PERF: Make DateOffset (partially) immutable, cache _params for eq speedup by jbrockmendel · Pull Request #17137 · pandas-dev/pandas (original) (raw)
There may be a problem. A lot of cross-design appears to have built up over the years including at least two approaches to caching.
It looks like the original author had caching in mind, but it got dropped here. There is a _cacheable
attribute that is False
everywhere except one unused mixin class, and a _should_cache
that is referenced over in core.indexes.datetimes
but is apparently always False
.
AFAICT the idea in tseries.frequencies.get_offset
is that the user calls e.g. get_offset(B)
, gets a copy of the cached <BusinessDay>
offset, and then can modify if desired. My approach of making DateOffset
immutable would break that.
The motivation is that __eq__
is currently very slow. It is slow because it re-evaluates self._params()
on every call. I'm advocating caching self._params()
. Doing this requires ensuring that cache remains valid, so freezing all the relevant attributes. But those attributes are blacklist-based instead of whitelist-based:
def _params(self):
all_paras = dict(list(vars(self).items()) + list(self.kwds.items()))
if 'holidays' in all_paras and not all_paras['holidays']:
all_paras.pop('holidays')
exclude = ['kwds', 'name', 'normalize', 'calendar']

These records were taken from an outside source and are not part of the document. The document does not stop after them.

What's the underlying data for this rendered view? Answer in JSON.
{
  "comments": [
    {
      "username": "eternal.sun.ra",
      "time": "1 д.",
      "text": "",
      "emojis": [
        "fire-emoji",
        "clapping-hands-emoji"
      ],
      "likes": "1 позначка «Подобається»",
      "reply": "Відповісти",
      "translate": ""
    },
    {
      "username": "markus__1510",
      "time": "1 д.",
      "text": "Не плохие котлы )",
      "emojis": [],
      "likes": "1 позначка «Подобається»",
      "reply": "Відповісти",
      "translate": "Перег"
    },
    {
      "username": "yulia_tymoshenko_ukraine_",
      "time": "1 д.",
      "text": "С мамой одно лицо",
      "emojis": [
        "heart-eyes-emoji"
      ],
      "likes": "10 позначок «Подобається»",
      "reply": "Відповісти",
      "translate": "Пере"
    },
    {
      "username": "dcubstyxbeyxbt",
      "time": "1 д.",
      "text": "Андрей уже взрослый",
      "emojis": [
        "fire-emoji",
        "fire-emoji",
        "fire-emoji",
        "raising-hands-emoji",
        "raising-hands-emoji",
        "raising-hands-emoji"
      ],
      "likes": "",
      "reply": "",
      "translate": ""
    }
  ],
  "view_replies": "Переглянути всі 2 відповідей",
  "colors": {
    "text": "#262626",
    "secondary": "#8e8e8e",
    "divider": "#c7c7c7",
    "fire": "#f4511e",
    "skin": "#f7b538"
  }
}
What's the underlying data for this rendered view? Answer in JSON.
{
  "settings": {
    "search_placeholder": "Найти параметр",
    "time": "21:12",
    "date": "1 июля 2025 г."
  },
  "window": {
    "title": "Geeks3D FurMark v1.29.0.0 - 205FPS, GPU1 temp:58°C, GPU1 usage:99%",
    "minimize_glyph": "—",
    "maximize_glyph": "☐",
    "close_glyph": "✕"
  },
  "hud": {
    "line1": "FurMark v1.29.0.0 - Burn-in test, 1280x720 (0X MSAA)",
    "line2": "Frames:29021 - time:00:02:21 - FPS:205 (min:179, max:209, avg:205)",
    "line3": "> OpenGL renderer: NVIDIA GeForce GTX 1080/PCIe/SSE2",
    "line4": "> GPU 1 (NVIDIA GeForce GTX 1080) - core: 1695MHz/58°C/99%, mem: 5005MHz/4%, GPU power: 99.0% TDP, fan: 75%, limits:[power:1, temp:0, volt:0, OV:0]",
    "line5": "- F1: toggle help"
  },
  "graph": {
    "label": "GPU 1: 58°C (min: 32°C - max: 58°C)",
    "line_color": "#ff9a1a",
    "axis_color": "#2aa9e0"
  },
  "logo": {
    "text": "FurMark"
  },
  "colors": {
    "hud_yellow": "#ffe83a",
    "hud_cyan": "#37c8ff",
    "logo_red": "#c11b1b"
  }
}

attrs = [(k, v) for k, v in all_paras.items()
if (k not in exclude) and (k[0] != '_')]
attrs = sorted(set(attrs))
params = tuple([str(self.__class__)] + attrs)
return params
(There is a TODO note further down suggesting this should be changed:
# TODO: Combine this with DateOffset by defining a whitelisted set of
# attributes on each object rather than the existing behavior of iterating
# over internal ``__dict__``
)
Making _params
cacheable for the general case would require basically deprecating the self.kwds
attribute, which is I'm reticent to do as users may be using it in creative ways. My inclination is to have _params
defer to a _cached_params
iff len(self.kwds) == 0
. Then __setattr__
can refuse to change a handful of attributes, but it doesn't need to be an exhaustive list.
I'm still not sure if this approach would play nicely with the frequencies.get_offset
cache.